Yo, Inglish. It’s time too goe back too scool.

I have read that one of the largest Chinese dictionaries contains 56k characters. Wow. Amazing, no? How could a person possibly memorize all those?! Imagine those Chinese kids going to school and learning how to write one character. (I hear that 3,000 under your belt is a good amount.) Oh boy! We learned how to write “Elephant,” today, only 2,999 left to go!

…But we must pause before criticizing another culture for it’s seemingly impractical language.

I want you to run this next scene through your mind in light of that previous one.

“Good morning class! Today we’re learning about silent E. It makes the vowel in the word long! Except for sometimes, like when you say simile, catastrophe or cliché, in which case the vowel before it isn’t long, and the E isn’t silent. But that’s beside the point. And does everyone remember yesterday’s lesson, about C? When it’s before an I, or E, it’s like an S, and if it’s before anything else, it’s pronounced just like a K. Unless you’re saying façade, but that’s French anyway. I mean English, but it’s borrowed French…And Wikipedia-knows-why we have a C in our alphabet in the first place…”

It may be a little unfair to criticize Mandarin, Japanese, or Cuneiform, when our own language has its cumbersome pet inconsistencies.

Be understanding of other scripts. After you’ve got that down, you can either fix, or accept, our improper language.


15 thoughts on “Yo, Inglish. It’s time too goe back too scool.

  1. English is a really odd language. I didn’t pay attention to it much until I met my husband (English is his 4th language).

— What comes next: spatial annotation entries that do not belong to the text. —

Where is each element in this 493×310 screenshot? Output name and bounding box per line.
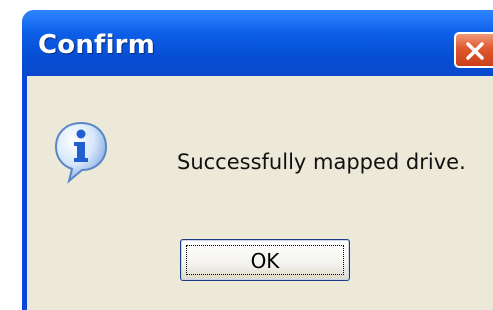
- ok-button-label: OK: [250, 249, 280, 273]
- confirm-dialog: Confirm Successfully mapped drive. OK: [22, 10, 493, 310]
- ok-button[interactable]: OK: [180, 239, 350, 281]
- close-icon: [466, 42, 484, 60]
- dialog-message: Successfully mapped drive.: [177, 150, 466, 174]
- dialog-title: Confirm: [38, 30, 155, 60]
- title-bar[interactable]: Confirm: [22, 10, 493, 76]
- info-icon: [54, 121, 108, 184]
- close-button[interactable]: [454, 32, 493, 68]
- dialog-body: Successfully mapped drive. OK: [27, 76, 493, 310]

He constantly questions why a word is pronounced one way when it looks like it should read like something else, or points out that this word makes no sense, or that some proper grammar completely violates another rule. It’s really quite inconsistent and arbitrary compared to some other languages out there.

    • Poor Mr. Bazelli! You should’ve just learned his language and spared him the grief of learning ours, he he he 🙂 But then again, English just goes to show you how inconsistency can be beautiful. Just think how boring it would be if it made sense…

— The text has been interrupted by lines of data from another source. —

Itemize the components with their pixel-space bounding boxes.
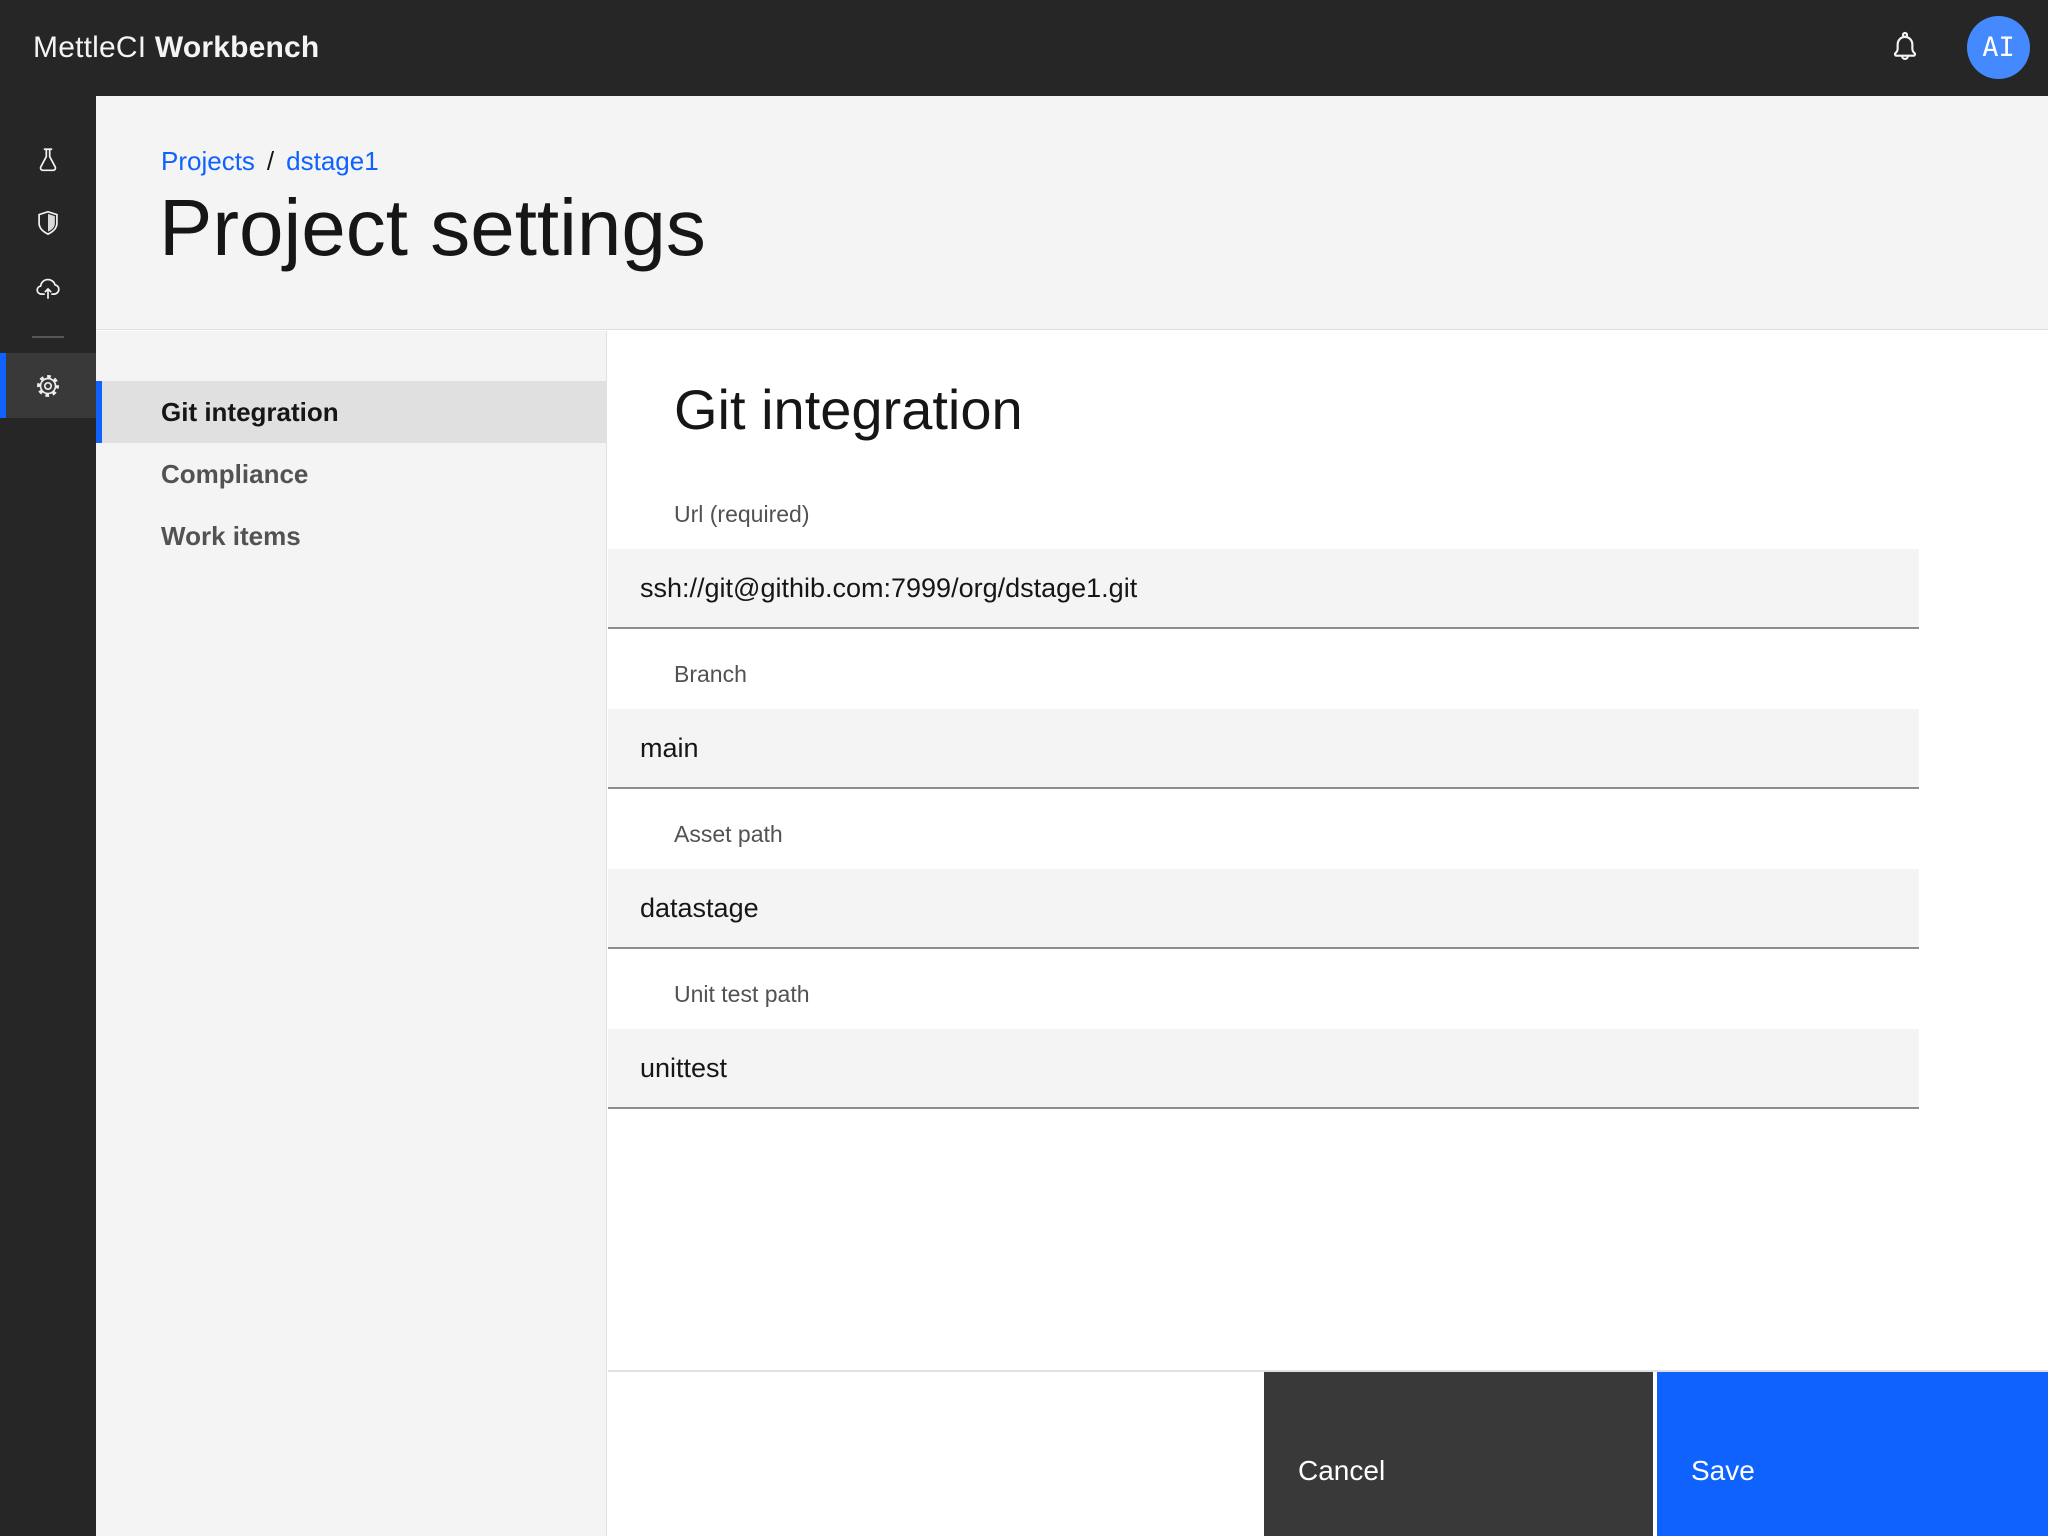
- bell-icon: [1886, 28, 1924, 68]
- nav-item-compliance[interactable]: Compliance: [96, 443, 606, 505]
- url-field-box: [608, 549, 1919, 629]
- rail-item-settings-selected[interactable]: [0, 353, 96, 418]
- settings-side-nav: Git integration Compliance Work items: [96, 331, 607, 1536]
- left-icon-rail: [0, 96, 96, 1536]
- app-window: MettleCI Workbench AI: [0, 0, 2048, 1536]
- save-button[interactable]: Save: [1657, 1372, 2048, 1536]
- page-header-band: Projects/dstage1 Project settings: [96, 96, 2048, 330]
- url-field-label: Url (required): [674, 500, 1985, 528]
- branch-input[interactable]: [608, 709, 1919, 787]
- brand-home-link[interactable]: MettleCI Workbench: [33, 0, 319, 96]
- section-heading: Git integration: [674, 374, 1023, 446]
- nav-item-git-integration[interactable]: Git integration: [96, 381, 606, 443]
- breadcrumb-projects-link[interactable]: Projects: [161, 146, 255, 176]
- shield-icon: [33, 208, 63, 238]
- asset-path-field-label: Asset path: [674, 820, 1985, 848]
- rail-item-compliance[interactable]: [0, 191, 96, 255]
- unit-test-path-input[interactable]: [608, 1029, 1919, 1107]
- settings-nav-list: Git integration Compliance Work items: [96, 381, 606, 567]
- breadcrumb-separator: /: [255, 146, 286, 176]
- branch-field-box: [608, 709, 1919, 789]
- cancel-button[interactable]: Cancel: [1264, 1372, 1653, 1536]
- settings-gear-icon: [39, 371, 63, 401]
- chemistry-flask-icon: [33, 145, 63, 175]
- top-header-bar: MettleCI Workbench AI: [0, 0, 2048, 96]
- unit-test-path-field-label: Unit test path: [674, 980, 1985, 1008]
- nav-item-work-items[interactable]: Work items: [96, 505, 606, 567]
- brand-suffix: Workbench: [155, 31, 320, 64]
- page-title: Project settings: [159, 178, 706, 278]
- user-avatar[interactable]: AI: [1967, 16, 2030, 79]
- rail-item-deploy[interactable]: [0, 256, 96, 320]
- breadcrumb-project-link[interactable]: dstage1: [286, 146, 379, 176]
- main-content: Git integration Url (required) Branch As…: [608, 331, 2048, 1536]
- asset-path-input[interactable]: [608, 869, 1919, 947]
- unit-test-path-field-box: [608, 1029, 1919, 1109]
- breadcrumb: Projects/dstage1: [161, 144, 379, 178]
- url-input[interactable]: [608, 549, 1919, 627]
- cloud-upload-icon: [33, 273, 63, 303]
- asset-path-field-box: [608, 869, 1919, 949]
- rail-divider: [32, 336, 64, 338]
- brand-prefix: MettleCI: [33, 31, 146, 64]
- rail-item-testing[interactable]: [0, 128, 96, 192]
- branch-field-label: Branch: [674, 660, 1985, 688]
- notifications-button[interactable]: [1886, 28, 1924, 68]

      • Hehe I tried learning, but I’m not gifted with tongues. I think if it were more consistent I’d be tempted to make up new words and rules… wait, I already do that… LOL

  2. I never criticize another language. (I think there’s a beauty in the semi-ideographic script of Chinese – some characters represent whole words, but combine a couple characters together and you have a whole new word that’s wholly unrelated to the concepts of the component characters, and pronounced nothing like either. It’s mesmerizing, even knowing not one whit of it.)

    And yes, there’s a beauty in the impracticality of our own language. The inconsistency is the evolution of the tongue as it borrows from a thousand other sources and assimilates them. It’s a wonderful analogue for the culture of we English speakers: assimilating and combining and stirring into some new and beautiful concoction.

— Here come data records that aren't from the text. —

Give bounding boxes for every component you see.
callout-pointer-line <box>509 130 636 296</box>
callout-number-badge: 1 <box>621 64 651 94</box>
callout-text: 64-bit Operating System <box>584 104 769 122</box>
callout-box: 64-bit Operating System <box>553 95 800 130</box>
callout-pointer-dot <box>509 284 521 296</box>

    • “It’s a wonderful analogue for the culture of we English speakers: assimilating and combining and stirring into some new and beautiful concoction.” I didn’t think about it like that, but that’s very true. Can I quote you for my next post?

  3. I don’t know if “dislike” certain languages could also mean criticizing, but there are some languages which I do not like the sound, thus I am not interested in learning.
    As for my native language, Bahasa is considered one of the easiest language on earth, why? because we do not have tenses. We only need to remember vocabulary. It’s simple:-)

    • Interesting. So, how do you express actions that occurred in the past versus actions that will or may occur in the future, actions that started in the past and are still ongoing versus actions that started and are already finished in the past?

      Are there other external vocubulary markers, separate from the verb, that mark these sorts of uses?

      • Are there other external vocabulary markers, separate from the verb, that mark these sorts of uses?

        Yes, only time signals like yesterday- kemarin, tomorrow- besok

        so if you master Indonesian vocabulary, then it’s easy for you to come here and communicate in our Bahasa.
        Each language is unique, even the Chinese.

  4. Awssum awssum awssum!!!! I luvved this vun!!!

    Pheww… So many rules, so many exceptions in the English language… And yet, I LOVE IT!!!! It is poetry, it is magical, and it is not even my first language! But who cares! I still love it! 🙂
    But I am pretty sure that the other languages are equally “good” … what a word to use here! How can a language be good or bad?! It’s a language, for God’s sake!!!
    Language itself it quite an amazing thing to have happened to us… Cuz we have so much trouble communicating even when we have so many wonderful languages.. I cannot even begin to imagine what would’ve happened if we didn’t have any!!! 🙂

    Loved your post! Very very thought-provoking !

    • Ha! You’re right, how do you judge whether a language is good or not?! 🙂 Can a color is good or bad? Just pretty or ugly, as someone said recently. For instance, I wouldn’t want to learn Spanish, whereas German is rather beautiful.

      Thanks for dropping in Kavita! (Have a seat? Would you like some coffee?)